Charlotte, North Carolina
Thirstiest Quote: “We’re trying to encourage great companies like Amazon to consider us.”—Charlotte Hornets president Fred Whitfield
One subgenre of thirsty Amazon proposals is the sports celebrity pitch; Cowboys owner Jerry Jones, play-by-play announcer Joe Buck, and the football coaches of Michigan and Michigan State have all humbled themselves before the altar of Jeff Bezos for their respective cities. But the biggest catch is Michael Jordan, whose letter to the Amazon CEO will be included in Charlotte’s official proposal. Strangely, the content of the letter appears to be secret. Did Jordan include a pair of his newest sneakers in Bezos’s shoe size?
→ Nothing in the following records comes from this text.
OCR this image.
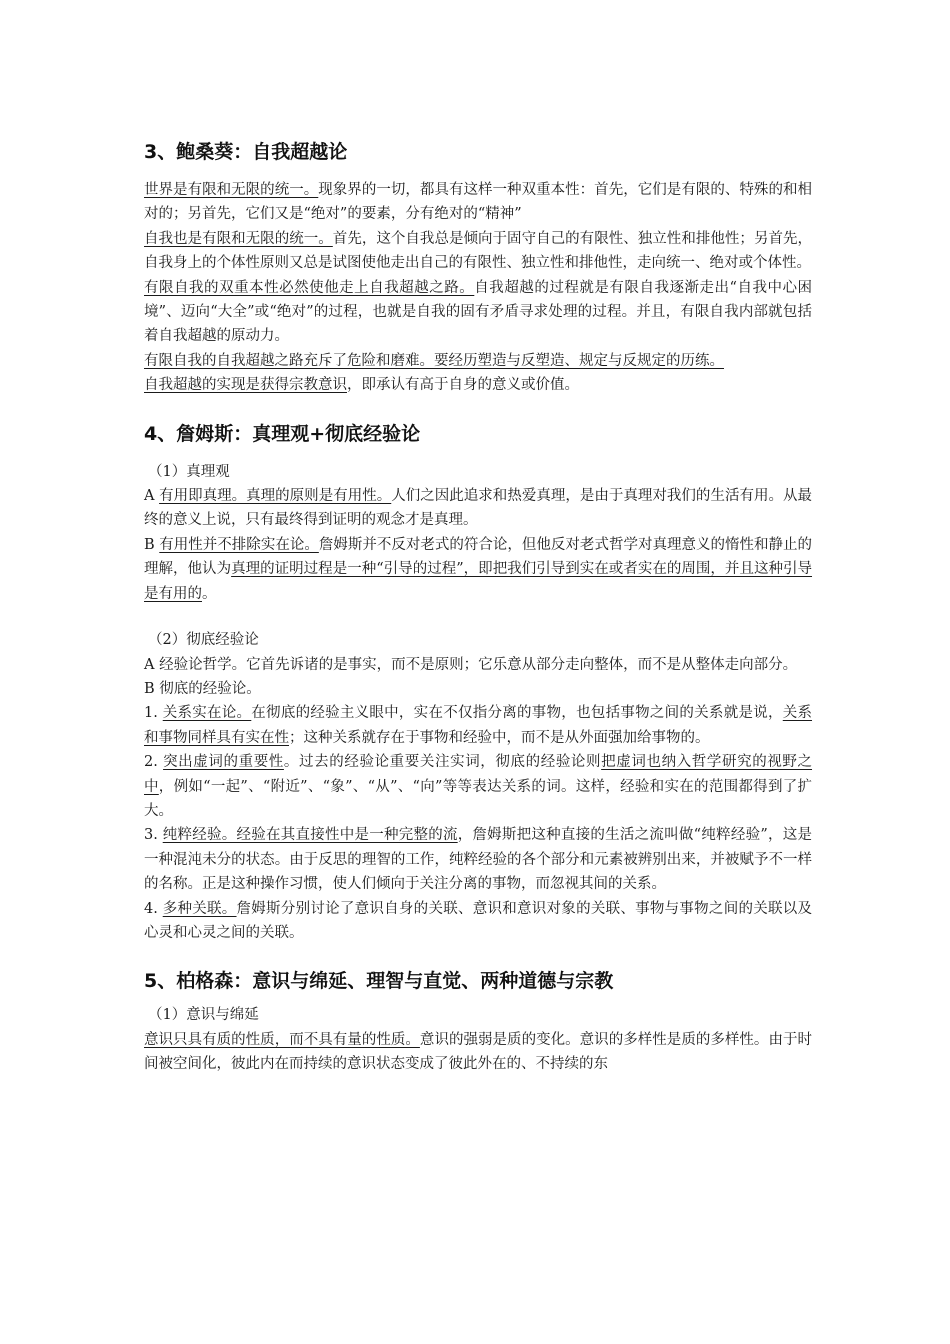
3、鲍桑葵：自我超越论

世界是有限和无限的统一。现象界的一切，都具有这样一种双重本性：首先，它们是有限的、特殊的和相对的；另首先，它们又是“绝对”的要素，分有绝对的“精神”

自我也是有限和无限的统一。首先，这个自我总是倾向于固守自己的有限性、独立性和排他性；另首先，自我身上的个体性原则又总是试图使他走出自己的有限性、独立性和排他性，走向统一、绝对或个体性。

有限自我的双重本性必然使他走上自我超越之路。自我超越的过程就是有限自我逐渐走出“自我中心困境”、迈向“大全”或“绝对”的过程，也就是自我的固有矛盾寻求处理的过程。并且，有限自我内部就包括着自我超越的原动力。

有限自我的自我超越之路充斥了危险和磨难。要经历塑造与反塑造、规定与反规定的历练。

自我超越的实现是获得宗教意识，即承认有高于自身的意义或价值。

4、詹姆斯：真理观+彻底经验论

（1）真理观

A 有用即真理。真理的原则是有用性。人们之因此追求和热爱真理，是由于真理对我们的生活有用。从最终的意义上说，只有最终得到证明的观念才是真理。

B 有用性并不排除实在论。詹姆斯并不反对老式的符合论，但他反对老式哲学对真理意义的惰性和静止的理解，他认为真理的证明过程是一种“引导的过程”，即把我们引导到实在或者实在的周围，并且这种引导是有用的。

（2）彻底经验论

A 经验论哲学。它首先诉诸的是事实，而不是原则；它乐意从部分走向整体，而不是从整体走向部分。

B 彻底的经验论。

1. 关系实在论。在彻底的经验主义眼中，实在不仅指分离的事物，也包括事物之间的关系就是说，关系和事物同样具有实在性；这种关系就存在于事物和经验中，而不是从外面强加给事物的。

2. 突出虚词的重要性。过去的经验论重要关注实词，彻底的经验论则把虚词也纳入哲学研究的视野之中，例如“一起”、“附近”、“象”、“从”、“向”等等表达关系的词。这样，经验和实在的范围都得到了扩大。

3. 纯粹经验。经验在其直接性中是一种完整的流，詹姆斯把这种直接的生活之流叫做“纯粹经验”，这是一种混沌未分的状态。由于反思的理智的工作，纯粹经验的各个部分和元素被辨别出来，并被赋予不一样的名称。正是这种操作习惯，使人们倾向于关注分离的事物，而忽视其间的关系。

4. 多种关联。詹姆斯分别讨论了意识自身的关联、意识和意识对象的关联、事物与事物之间的关联以及心灵和心灵之间的关联。

5、柏格森：意识与绵延、理智与直觉、两种道德与宗教

（1）意识与绵延

意识只具有质的性质，而不具有量的性质。意识的强弱是质的变化。意识的多样性是质的多样性。由于时间被空间化，彼此内在而持续的意识状态变成了彼此外在的、不持续的东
Did he offer to help Amazon negotiate rights for NBA broadcasts? Did he remind Bezos that he used sneakers, Gatorade, and underwear to usher in the age of global capitalism and insatiable materialism that is now most resonantly defined by an Amazon Prime subscription? Perhaps, but it’s way more likely he tried to gas up the Hornets and made an oblique reference to the defunct Seattle SuperSonics.
Seattle Metro Area
Metro-Area Population: 3.8 million
Top School: University of Washington
Top Cultural Attraction: Chihuly Garden and Glass
Thirstiest Quote: “We have a very strong card to play. We are already home to Amazon.”—King County Executive Dow Constantine
In a strange bout of mental gymnastics, officials in the state of Washington are trying to convince Seattle-based Amazon to move … just outside of Seattle. A cadre of nearby communities including Bellevue and Tacoma are teaming up to make the pitch that there’s no place like (just next to) home. Some local officials have speculated that Amazon doesn’t want to expand out of the city and is essentially punishing Seattle for not appreciating the jobs, urban development, and economic investment it brought to the city. Still, there’s probably no choice that would piss off the rest of America more than if Amazon announced it had essentially changed its mind about setting up shop elsewhere in the country.
An earlier version of this piece included a quote by Fred Whitfield that was taken out of context.